Des faits parfaitement clairs pour la Fifa et la FFF: pour l'avocat de la fédération française, Me Benjamin Peyrelevade, cette action en justice n'est qu'un coup "publicitaire" car "quoi de mieux que la Coupe du monde pour se faire connaître ?"

Au nom de la fédération internationale, Me François Viterbo a rappelé que la Fifa "s'est déjà penchée sur l'incident" Zidane-Materazzi à travers son comité de discipline qui a sanctionné les deux joueurs.
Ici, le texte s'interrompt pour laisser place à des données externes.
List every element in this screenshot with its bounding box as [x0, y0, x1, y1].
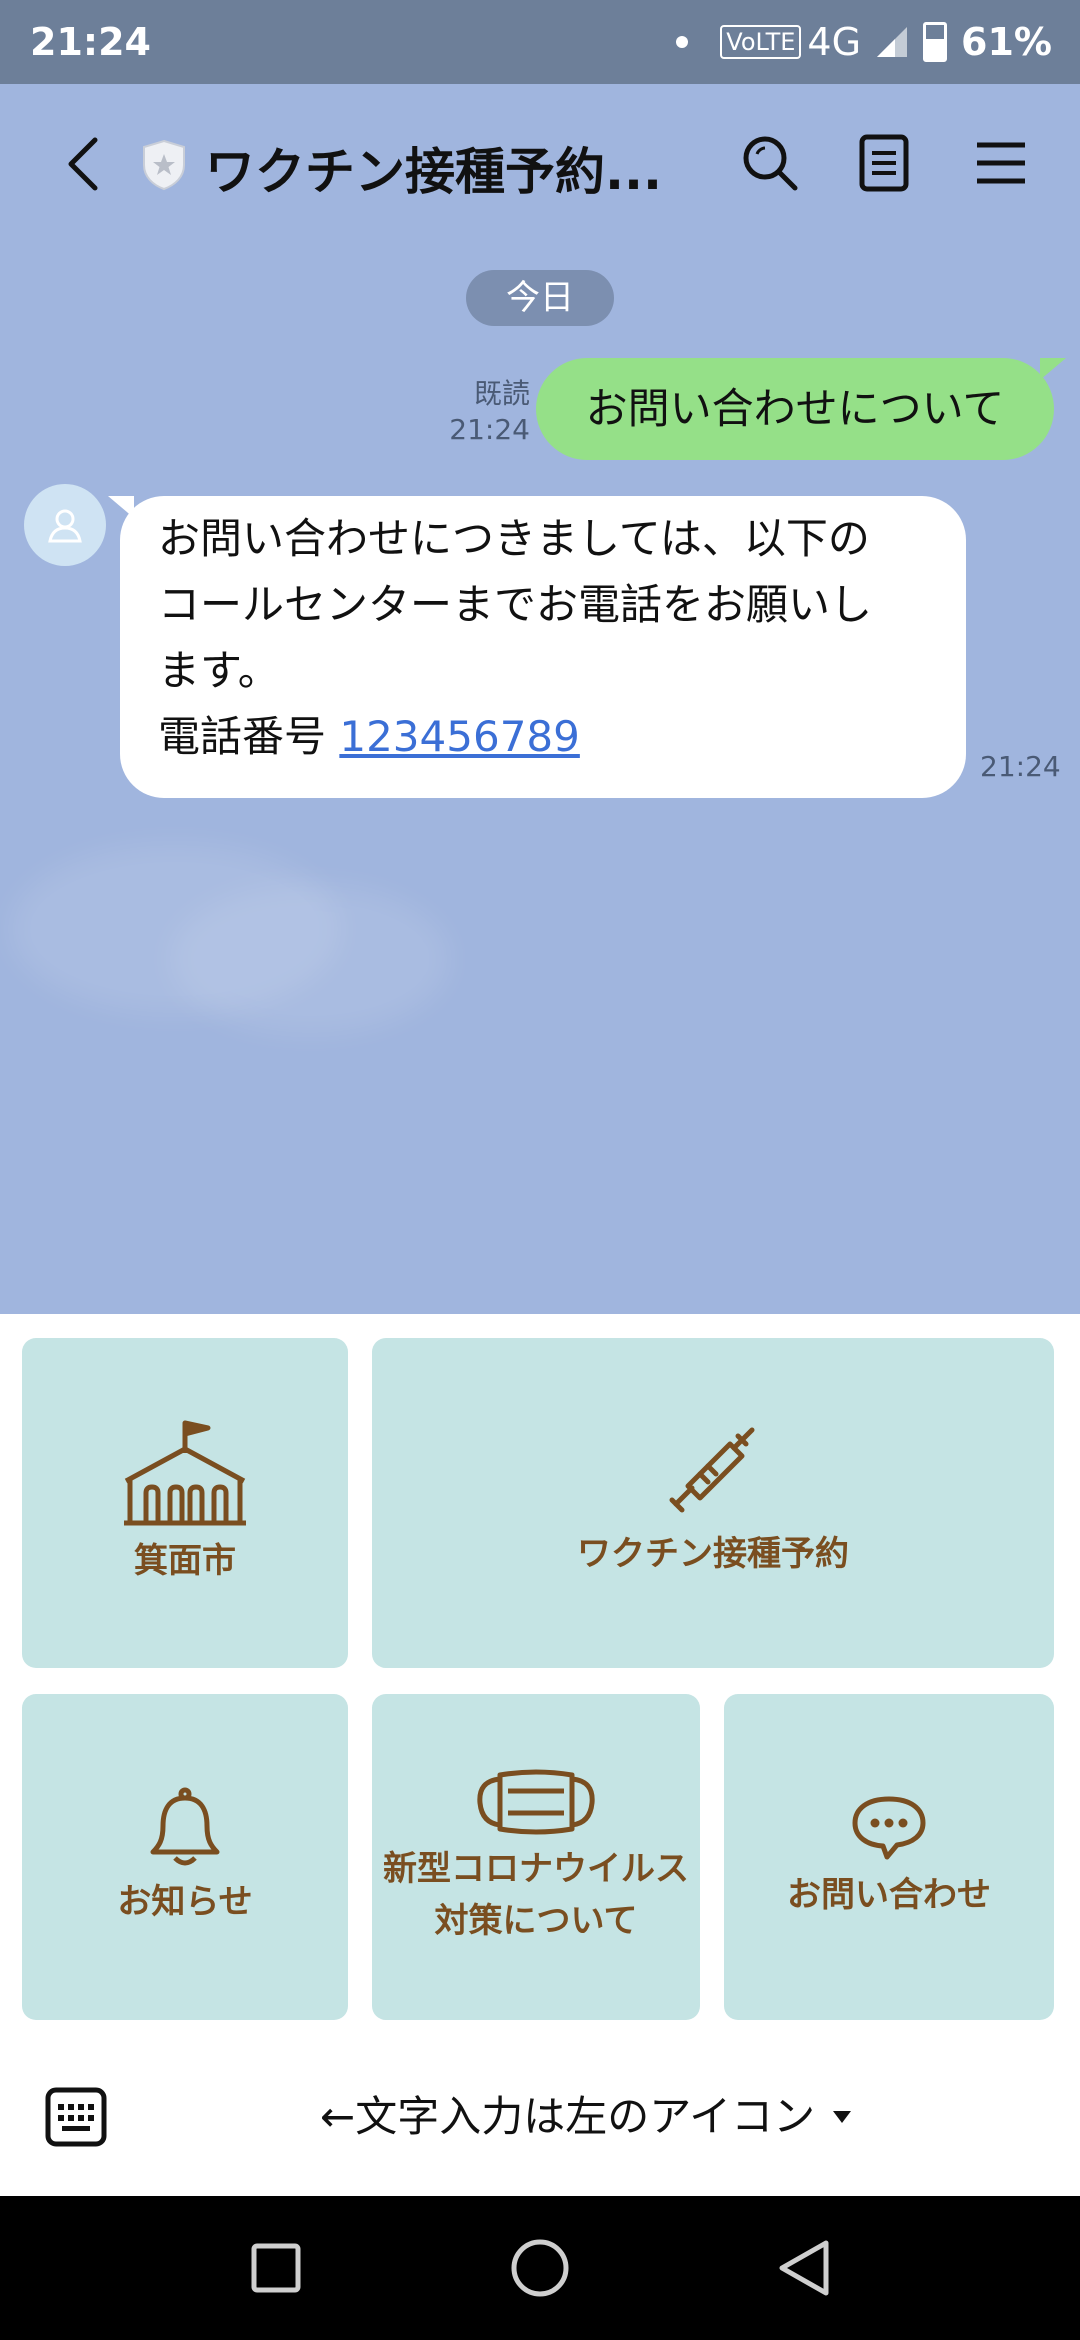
menu-tile-notices[interactable]: お知らせ [22, 1694, 348, 2020]
battery-icon [923, 22, 948, 62]
back-button[interactable] [48, 124, 118, 204]
back-arrow-icon [68, 137, 98, 191]
recents-button[interactable] [244, 2236, 308, 2300]
shield-star-icon [143, 139, 185, 191]
tile-label-line: 対策について [434, 1901, 638, 1941]
message-line: コールセンターまでお電話をお願いし [158, 580, 873, 629]
network-type: 4G [807, 20, 862, 64]
triangle-back-icon [779, 2240, 829, 2296]
read-receipt: 既読 21:24 [449, 376, 530, 448]
input-hint-text: ←文字入力は左のアイコン [320, 2092, 816, 2141]
nav-back-button[interactable] [772, 2236, 836, 2300]
volte-badge: VoLTE [720, 25, 802, 59]
menu-tile-inquiries[interactable]: お問い合わせ [724, 1694, 1054, 2020]
notification-dot-icon [676, 36, 689, 48]
chat-area[interactable]: 今日 既読 21:24 お問い合わせについて お問い合わせにつきましては、以下の… [0, 244, 1080, 1314]
input-bar: ←文字入力は左のアイコン [0, 2038, 1080, 2196]
home-button[interactable] [508, 2236, 572, 2300]
rich-menu: 箕面市 ワクチン接種予約 お知らせ 新型コロナウイルス 対策について お問い合わ… [0, 1314, 1080, 2038]
phone-line: 電話番号 123456789 [158, 704, 930, 770]
keyboard-icon [45, 2087, 107, 2147]
notes-button[interactable] [852, 128, 916, 198]
background-cloud [170, 884, 450, 1034]
dropdown-arrow-icon [833, 2111, 852, 2123]
tile-label: 新型コロナウイルス 対策について [383, 1843, 689, 1947]
search-button[interactable] [738, 128, 802, 198]
status-bar: 21:24 VoLTE 4G 61% [0, 0, 1080, 84]
message-line: ます。 [158, 646, 280, 695]
menu-tile-vaccine-reservation[interactable]: ワクチン接種予約 [372, 1338, 1054, 1668]
menu-button[interactable] [966, 128, 1036, 198]
bell-icon [150, 1787, 220, 1866]
battery-percent: 61% [961, 20, 1052, 64]
syringe-icon [669, 1427, 755, 1513]
read-label: 既読 [473, 377, 530, 410]
status-time: 21:24 [30, 20, 151, 64]
square-icon [251, 2243, 301, 2293]
phone-number-link[interactable]: 123456789 [339, 712, 580, 761]
system-nav-bar [0, 2196, 1080, 2340]
chat-header: ワクチン接種予約... [0, 84, 1080, 244]
keyboard-button[interactable] [44, 2086, 108, 2148]
incoming-message[interactable]: お問い合わせにつきましては、以下の コールセンターまでお電話をお願いし ます。 … [108, 496, 966, 798]
avatar[interactable] [24, 484, 106, 566]
chat-title: ワクチン接種予約... [205, 143, 662, 201]
phone-label: 電話番号 [158, 712, 340, 761]
status-indicators: VoLTE 4G 61% [676, 20, 1052, 64]
notes-icon [859, 134, 909, 192]
outgoing-time: 21:24 [449, 413, 530, 446]
school-icon [124, 1420, 246, 1526]
signal-icon [877, 27, 908, 57]
tile-label: お知らせ [117, 1882, 253, 1922]
tile-label: ワクチン接種予約 [577, 1534, 849, 1574]
menu-tile-covid-measures[interactable]: 新型コロナウイルス 対策について [372, 1694, 700, 2020]
tile-label-line: 新型コロナウイルス [383, 1849, 689, 1889]
search-icon [743, 136, 798, 191]
tile-label: お問い合わせ [787, 1875, 991, 1915]
rich-menu-toggle[interactable]: ←文字入力は左のアイコン [320, 2082, 852, 2152]
incoming-time: 21:24 [980, 750, 1061, 783]
user-icon [48, 509, 82, 543]
circle-icon [511, 2239, 569, 2297]
menu-icon [977, 142, 1025, 184]
menu-tile-minoh-city[interactable]: 箕面市 [22, 1338, 348, 1668]
message-line: お問い合わせにつきましては、以下の [158, 514, 870, 563]
tile-label: 箕面市 [134, 1541, 236, 1581]
mask-icon [477, 1769, 595, 1835]
date-separator: 今日 [466, 270, 614, 326]
outgoing-message[interactable]: お問い合わせについて [536, 358, 1066, 460]
chat-bubble-icon [852, 1796, 926, 1860]
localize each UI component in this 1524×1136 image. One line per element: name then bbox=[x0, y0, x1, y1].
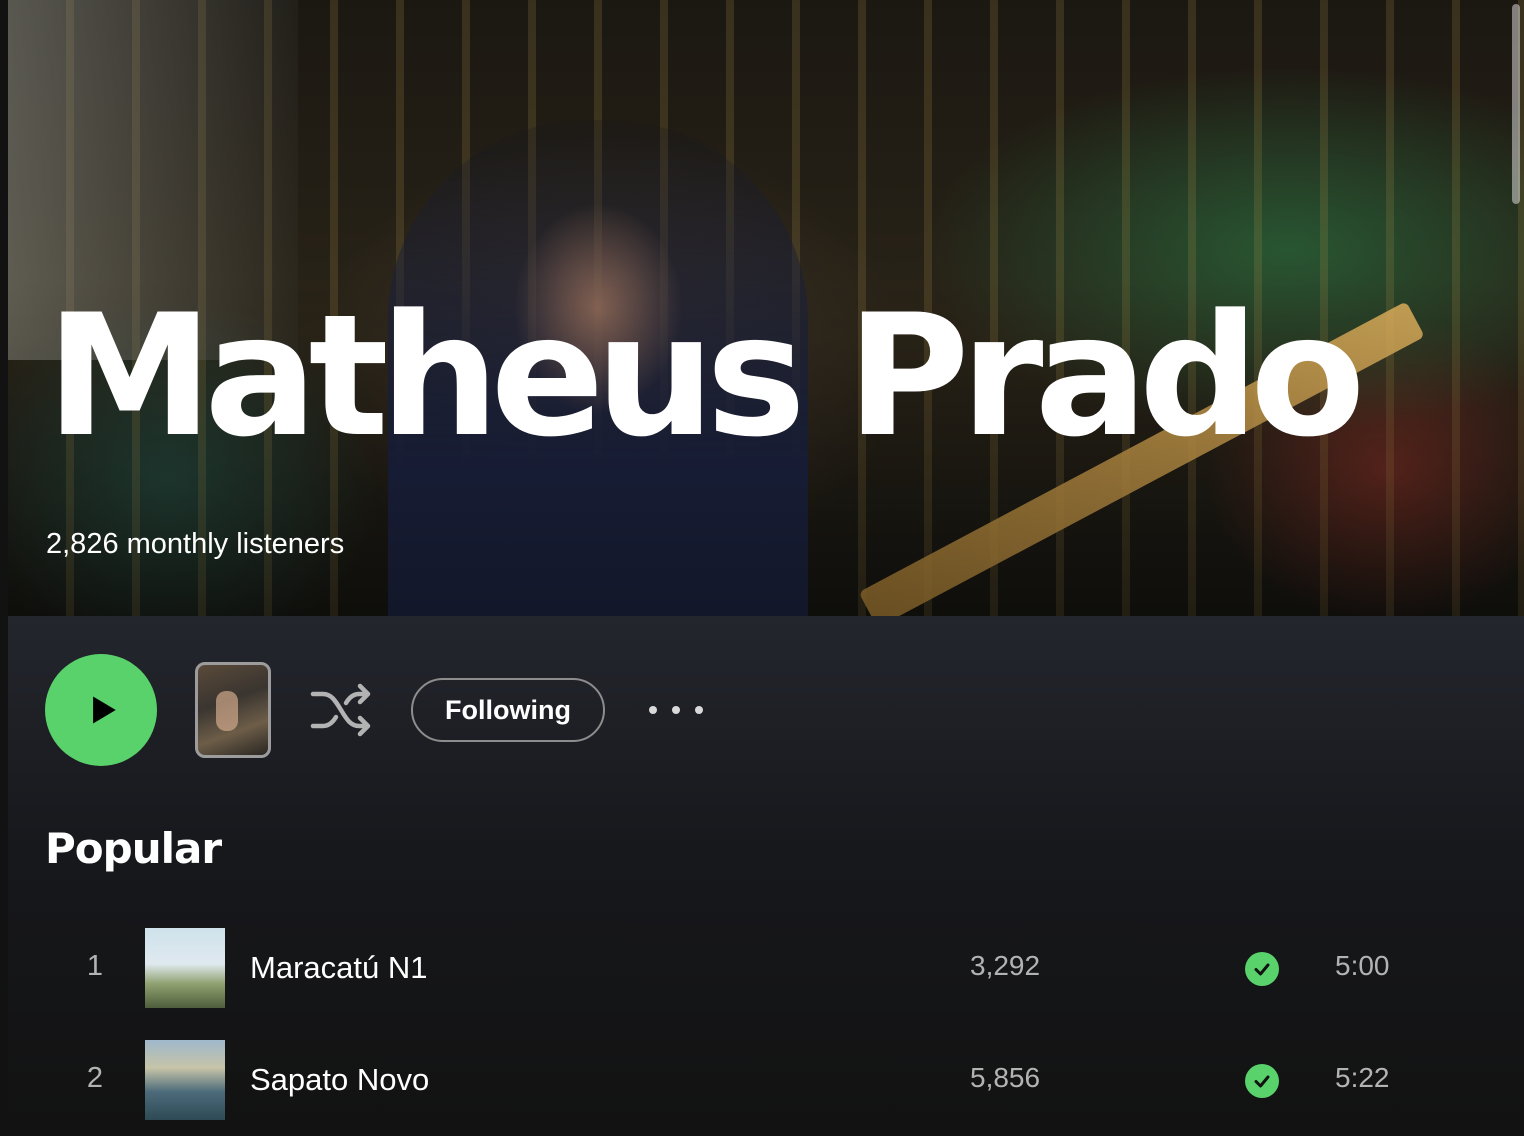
track-number: 1 bbox=[86, 950, 104, 982]
shuffle-button[interactable] bbox=[309, 678, 373, 742]
more-options-icon-dot bbox=[648, 706, 657, 714]
popular-section-title: Popular bbox=[45, 824, 222, 873]
track-title: Sapato Novo bbox=[250, 1062, 430, 1097]
saved-check-icon[interactable] bbox=[1245, 952, 1279, 986]
play-icon bbox=[93, 696, 116, 724]
track-album-art bbox=[145, 1040, 225, 1120]
track-duration: 5:00 bbox=[1335, 950, 1390, 981]
shuffle-icon bbox=[310, 683, 371, 737]
artist-preview-thumbnail[interactable] bbox=[195, 662, 271, 758]
track-row[interactable]: 2 Sapato Novo 5,856 5:22 bbox=[8, 1040, 1524, 1124]
track-number: 2 bbox=[86, 1062, 104, 1094]
saved-check-icon[interactable] bbox=[1245, 1064, 1279, 1098]
track-duration: 5:22 bbox=[1335, 1062, 1390, 1093]
artist-name: Matheus Prado bbox=[46, 278, 1366, 474]
action-bar: Following bbox=[45, 654, 703, 766]
track-album-art bbox=[145, 928, 225, 1008]
more-options-icon-dot bbox=[694, 706, 703, 714]
track-row[interactable]: 1 Maracatú N1 3,292 5:00 bbox=[8, 928, 1524, 1012]
more-options-icon-dot bbox=[671, 706, 680, 714]
track-title: Maracatú N1 bbox=[250, 950, 428, 985]
following-button[interactable]: Following bbox=[411, 678, 605, 742]
scrollbar-thumb[interactable] bbox=[1512, 4, 1520, 204]
track-play-count: 5,856 bbox=[970, 1062, 1041, 1093]
monthly-listeners: 2,826 monthly listeners bbox=[46, 528, 345, 560]
track-play-count: 3,292 bbox=[970, 950, 1041, 981]
artist-page: Matheus Prado 2,826 monthly listeners Fo… bbox=[0, 0, 1524, 1136]
play-button[interactable] bbox=[45, 654, 157, 766]
artist-hero-banner: Matheus Prado 2,826 monthly listeners bbox=[8, 0, 1524, 616]
more-options-button[interactable] bbox=[648, 690, 703, 730]
artist-content: Following Popular 1 Maracatú N1 3,292 5:… bbox=[8, 616, 1524, 1136]
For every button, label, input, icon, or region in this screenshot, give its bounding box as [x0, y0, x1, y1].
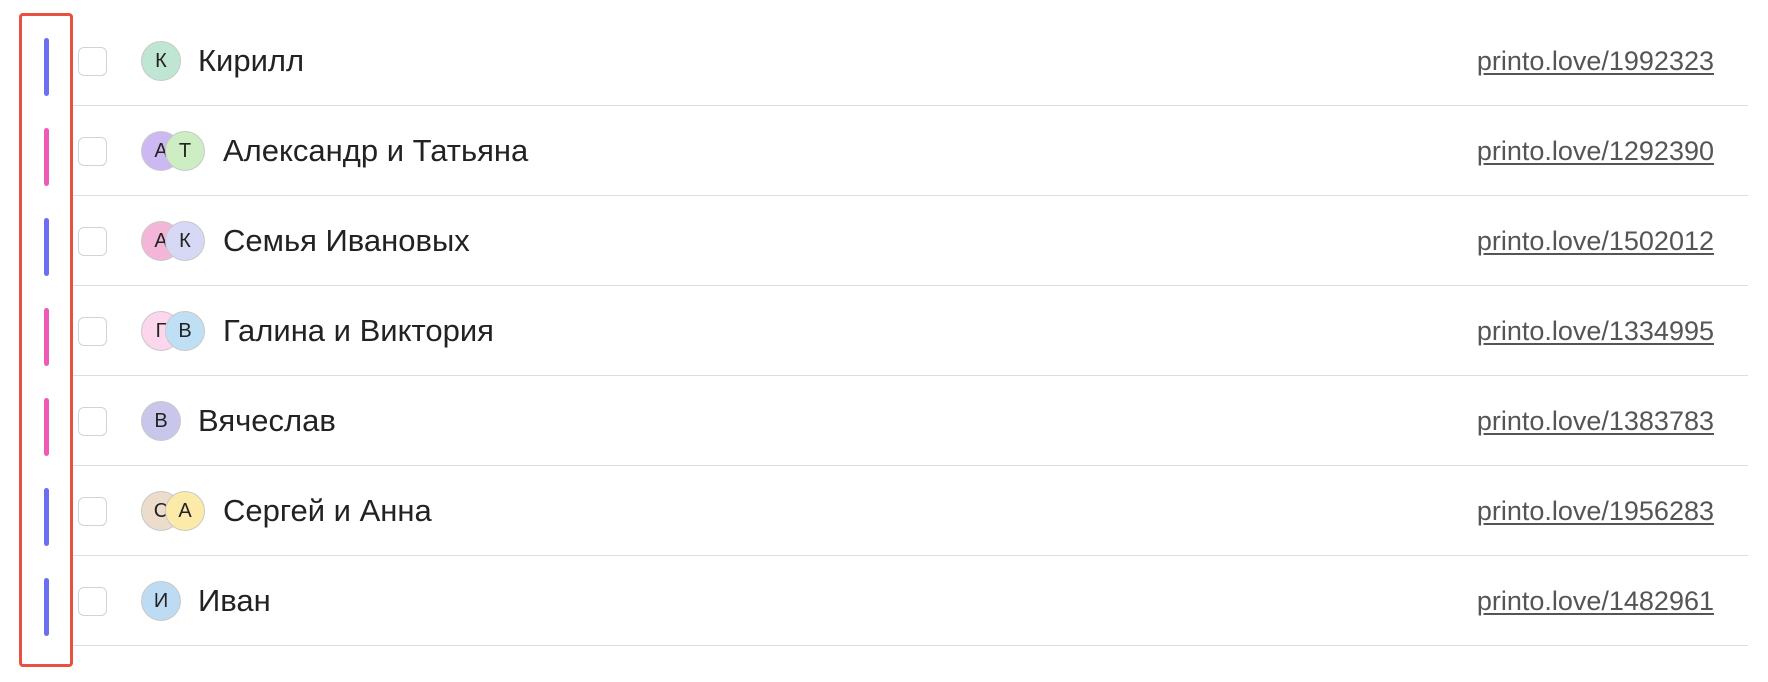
- row-accent-bar: [44, 128, 49, 186]
- contact-name: Александр и Татьяна: [223, 133, 529, 168]
- row-checkbox[interactable]: [78, 137, 107, 166]
- contact-name: Сергей и Анна: [223, 493, 432, 528]
- contact-name: Семья Ивановых: [223, 223, 470, 258]
- contact-name: Вячеслав: [198, 403, 336, 438]
- avatar: В: [165, 311, 205, 351]
- row-checkbox[interactable]: [78, 587, 107, 616]
- avatar-group: ГВ: [141, 311, 205, 351]
- list-item[interactable]: А Т Александр и Татьяна printo.love/1292390: [0, 106, 1768, 196]
- row-accent-bar: [44, 218, 49, 276]
- row-accent-bar: [44, 38, 49, 96]
- list-item[interactable]: Г В Галина и Виктория printo.love/1334995: [0, 286, 1768, 376]
- row-accent-bar: [44, 308, 49, 366]
- avatar-group: СА: [141, 491, 205, 531]
- avatar: А: [165, 491, 205, 531]
- row-checkbox[interactable]: [78, 47, 107, 76]
- row-checkbox[interactable]: [78, 407, 107, 436]
- printo-link[interactable]: printo.love/1502012: [1477, 223, 1714, 259]
- row-accent-bar: [44, 398, 49, 456]
- avatar: В: [141, 401, 181, 441]
- list-item[interactable]: В Вячеслав printo.love/1383783: [0, 376, 1768, 466]
- avatar: И: [141, 581, 181, 621]
- row-accent-bar: [44, 578, 49, 636]
- list-item[interactable]: И Иван printo.love/1482961: [0, 556, 1768, 646]
- row-checkbox[interactable]: [78, 317, 107, 346]
- list-item[interactable]: А К Семья Ивановых printo.love/1502012: [0, 196, 1768, 286]
- list-item[interactable]: К Кирилл printo.love/1992323: [0, 16, 1768, 106]
- printo-link[interactable]: printo.love/1292390: [1477, 133, 1714, 169]
- avatar-group: В: [141, 401, 181, 441]
- avatar: Т: [165, 131, 205, 171]
- contact-name: Иван: [198, 583, 271, 618]
- contact-name: Галина и Виктория: [223, 313, 494, 348]
- printo-link[interactable]: printo.love/1482961: [1477, 583, 1714, 619]
- row-accent-bar: [44, 488, 49, 546]
- avatar: К: [141, 41, 181, 81]
- printo-link[interactable]: printo.love/1334995: [1477, 313, 1714, 349]
- row-checkbox[interactable]: [78, 497, 107, 526]
- contacts-list: К Кирилл printo.love/1992323 А Т Александр и …: [0, 16, 1768, 646]
- avatar: К: [165, 221, 205, 261]
- contacts-list-page: К Кирилл printo.love/1992323 А Т Александр и …: [0, 0, 1768, 682]
- printo-link[interactable]: printo.love/1383783: [1477, 403, 1714, 439]
- printo-link[interactable]: printo.love/1956283: [1477, 493, 1714, 529]
- contact-name: Кирилл: [198, 43, 305, 78]
- avatar-group: К: [141, 41, 181, 81]
- row-checkbox[interactable]: [78, 227, 107, 256]
- avatar-group: АТ: [141, 131, 205, 171]
- avatar-group: АК: [141, 221, 205, 261]
- list-item[interactable]: С А Сергей и Анна printo.love/1956283: [0, 466, 1768, 556]
- avatar-group: И: [141, 581, 181, 621]
- printo-link[interactable]: printo.love/1992323: [1477, 43, 1714, 79]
Il n'y a pas eu recours à la vidéo car l'arbitre de champ espagnol Horacio Elizondo a été "immédiatement informé" du coup de tête.

L'avocat de la Fifa a estimé enfin qu'"il n'appartient pas au juge judiciaire de s'immiscer dans le déroulement d'un match", sinon cela reviendrait à "ouvrir la boîte de Pandore" des actions en justice à tout-va.